I recognize that identifying causal effects is hard. Running RCTs is hard. Finding valid instrumental variables is hard. It’s hard to find a market environment that identifies the causal effect of a change in $X$ on returns—i.e., to find a market environment $e$ where it’s reasonable to assume that $\{ 0 \} = \mathsf{P}_e$ .

So you might be thinking: “Can’t I just get around the problem by checking lots of different market environments before publishing? If $\beta_{e'} = \beta_{e} \gg 0$ in lots of different market environments $e' \in \mathsf{OoS}_e$ , then shouldn’t I be more confident in $X$ ‘s out-of-sample performance? After all, in real life, no researcher would (or could!) publish a result about cross-sectional predictability based on one regression.”

It’s absolutely true that you do learn something about $X$ ‘s out-of-sample performance when you verify that $\beta_{e'} = \beta_e \gg 0$ in many different market environments $e' \in \mathsf{OoS}_e$ . Unfortunately, the something that you learn only applies to $X$ ‘s average-case performance, $\text{average}_{e' \in \mathsf{OoS}_e} \, \beta_{e'}$ . For example, if $\beta_{e'} = 0.99$ in more than half of all possible out-of-sample environments, then there’s no way for $\text{average}_{e' \in \mathsf{OoS}_e} \, \beta_{e'} < 0$ since we know that $\beta_{e'} \geq -1$ in every remaining market environment as we saw in Equation (12).

Yet, until you check every imaginable out-of-sample environment, you can say nothing new about the worst-case outcome. No matter how many environments you check in $\mathsf{OoS}_e$ , you can never be certain that $\beta_{e'} \neq -1$ in one of the remaining environments in $\mathsf{OoS}_e$ that you haven’t checked. Thus, if you care about never publishing a result that makes an embarrassingly bad out-of-sample prediction in some situation, $\lambda > 0$ , then simply doing lots of in-sample checks isn’t a viable research strategy on its own. It certainly doesn’t hurt. But it DOES NOT tell you anything about out-of-sample robustness in the setup thusfar.

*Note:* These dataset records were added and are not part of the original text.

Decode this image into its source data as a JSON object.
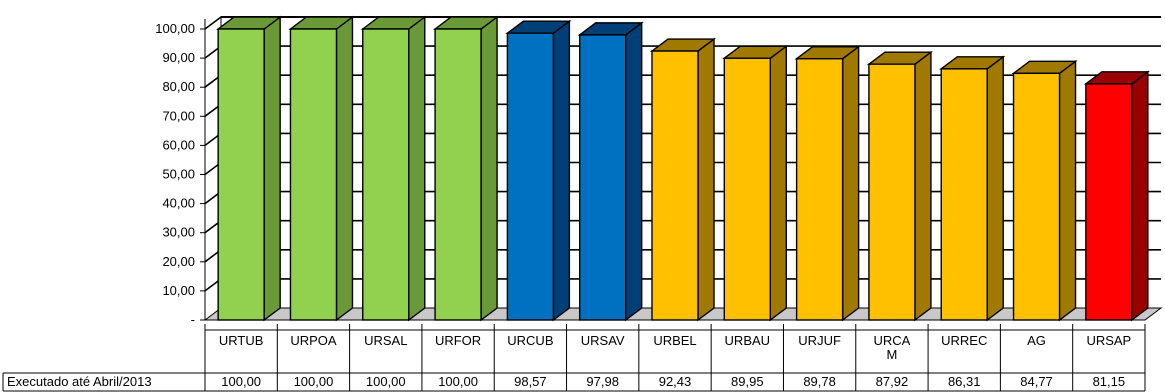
{
  "chart_data": {
    "type": "bar",
    "categories": [
      "URTUB",
      "URPOA",
      "URSAL",
      "URFOR",
      "URCUB",
      "URSAV",
      "URBEL",
      "URBAU",
      "URJUF",
      "URCAM",
      "URREC",
      "AG",
      "URSAP"
    ],
    "category_labels": [
      [
        "URTUB"
      ],
      [
        "URPOA"
      ],
      [
        "URSAL"
      ],
      [
        "URFOR"
      ],
      [
        "URCUB"
      ],
      [
        "URSAV"
      ],
      [
        "URBEL"
      ],
      [
        "URBAU"
      ],
      [
        "URJUF"
      ],
      [
        "URCA",
        "M"
      ],
      [
        "URREC"
      ],
      [
        "AG"
      ],
      [
        "URSAP"
      ]
    ],
    "series": [
      {
        "name": "Executado até Abril/2013",
        "values": [
          100.0,
          100.0,
          100.0,
          100.0,
          98.57,
          97.98,
          92.43,
          89.95,
          89.78,
          87.92,
          86.31,
          84.77,
          81.15
        ],
        "value_labels": [
          "100,00",
          "100,00",
          "100,00",
          "100,00",
          "98,57",
          "97,98",
          "92,43",
          "89,95",
          "89,78",
          "87,92",
          "86,31",
          "84,77",
          "81,15"
        ]
      }
    ],
    "bar_colors": [
      "#92d050",
      "#92d050",
      "#92d050",
      "#92d050",
      "#0070c0",
      "#0070c0",
      "#ffc000",
      "#ffc000",
      "#ffc000",
      "#ffc000",
      "#ffc000",
      "#ffc000",
      "#ff0000"
    ],
    "bar_side_colors": [
      "#6a9a38",
      "#6a9a38",
      "#6a9a38",
      "#6a9a38",
      "#003f78",
      "#003f78",
      "#a07a00",
      "#a07a00",
      "#a07a00",
      "#a07a00",
      "#a07a00",
      "#a07a00",
      "#9a0000"
    ],
    "y_ticks": [
      "-",
      "10,00",
      "20,00",
      "30,00",
      "40,00",
      "50,00",
      "60,00",
      "70,00",
      "80,00",
      "90,00",
      "100,00"
    ],
    "ylim": [
      0,
      100
    ],
    "grid": true,
    "data_table": true,
    "style_3d": true
  }
}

The thing that makes causal inference difficult is that it requires making a strong assumption about the joint distribution of $X$ and an unobserved/unknown/omitted variable $U$ in a particular market environment $e$ . You have to assume that $\{ 0 \} = \mathsf{P}$ . Such identifying assumptions can be hard to stomach. However, the assumption that you would need to make for in-sample robustness to guarantee out-of-sample robustness is even less palatable. TANSTAAFL. Instead of requiring that $\rho_e = 0$ in some specific market environment, you would need to assume that $\vartheta_{\star} \cdot \rho_{e'} \gg 0$ in all out-of-sample environments $e' \in \mathsf{OoS}_e$ . Such an assumption is tantamount to simply assuming the result you’re after—namely, out-of-sample robustness.